Exposing the third chromosome of Burkholderia cepacia complex strains as a virulence plasmid
- Authors
- Agnoli, K., Schwager, S., Uehlinger, S., Vergunst, A., Viteri, D.F., Nguyen, D.T., Sokol, P.A., Carlier, A., and Eberl, L.
- ID
- ZDB-PUB-120105-48
- Date
- 2012
- Source
- Molecular Microbiology 83(2): 362-78 (Journal)
- Registered Authors
- Vergunst, Annette
- Keywords
- none
- MeSH Terms
-
- Animals
- Burkholderia Infections/microbiology
- Burkholderia Infections/mortality
- Burkholderia Infections/pathology
- Burkholderia cepacia complex/genetics*
- Burkholderia cepacia complex/pathogenicity*
- Caenorhabditis elegans
- Chromosomes, Bacterial*
- DNA Transposable Elements
- Disease Models, Animal
- Drosophila melanogaster
- Lepidoptera
- Metabolic Networks and Pathways/genetics
- Mutagenesis, Insertional
- Mutation
- Plasmids*
- Rats
- Sequence Deletion
- Survival Analysis
- Virulence Factors/genetics*
- Zebrafish
- PubMed
- 22171913 Full text @ Mol.
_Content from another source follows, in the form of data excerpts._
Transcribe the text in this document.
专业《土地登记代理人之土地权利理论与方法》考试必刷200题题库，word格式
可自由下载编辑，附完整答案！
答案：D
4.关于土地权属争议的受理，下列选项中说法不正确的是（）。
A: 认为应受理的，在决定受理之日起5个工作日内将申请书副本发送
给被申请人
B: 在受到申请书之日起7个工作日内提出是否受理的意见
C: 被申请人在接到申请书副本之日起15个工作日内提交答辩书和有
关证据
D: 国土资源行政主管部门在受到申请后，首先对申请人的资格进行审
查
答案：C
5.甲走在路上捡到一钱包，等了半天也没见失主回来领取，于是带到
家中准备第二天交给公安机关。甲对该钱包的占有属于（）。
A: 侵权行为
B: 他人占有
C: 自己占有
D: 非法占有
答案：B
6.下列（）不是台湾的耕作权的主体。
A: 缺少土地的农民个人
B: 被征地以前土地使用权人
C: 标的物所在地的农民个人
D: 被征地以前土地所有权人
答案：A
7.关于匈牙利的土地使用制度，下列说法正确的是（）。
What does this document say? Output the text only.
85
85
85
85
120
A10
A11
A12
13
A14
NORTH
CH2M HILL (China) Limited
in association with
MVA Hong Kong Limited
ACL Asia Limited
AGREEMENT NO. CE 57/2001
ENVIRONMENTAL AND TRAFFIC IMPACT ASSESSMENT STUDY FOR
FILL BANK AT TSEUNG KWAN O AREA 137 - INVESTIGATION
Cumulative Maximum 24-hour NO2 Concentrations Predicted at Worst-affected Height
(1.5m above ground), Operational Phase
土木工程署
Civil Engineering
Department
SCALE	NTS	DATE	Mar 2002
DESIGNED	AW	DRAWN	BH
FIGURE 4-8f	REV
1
Microbiol.
The Burkholderia cepacia complex (Bcc) consists of 17 closely related species of opportunistic bacterial pathogens, which are particularly problematic for cystic fibrosis patients and immunocompromised individuals. Bcc genomes consist of multiple replicons, and each strain sequenced to date has three chromosomes. In addition to genes thought to be essential for survival, each chromosome carries at least one rRNA operon. We isolated three mutants during a transposon mutagenesis screen that were non-pathogenic in a Caenorhabditis elegans infection model. It was demonstrated that these mutants had lost chromosome 3 (c3), and that the observed attenuation of virulence was a consequence of this. We constructed a c3 mini-replicon and used it to cure c3 from strains of several Bcc species by plasmid incompatibility, resulting in nine c3-null strains covering seven Bcc species. Phenotypic characterization of c3-null mutants revealed that they were attenuated in virulence in multiple infection hosts (rat, zebrafish, C. elegans, Galleria mellonella and Drosophila melanogaster), that they exhibited greatly diminished antifungal activity, and that c3 was required for d-xylose, fatty acid and pyrimidine utilization, as well as for exopolysaccharide production and proteolytic activity in some strains. In conclusion, we show that c3 is not an essential chromosomal element, rather a large plasmid that encodes virulence, secondary metabolism and other accessory functions in Bcc bacteria.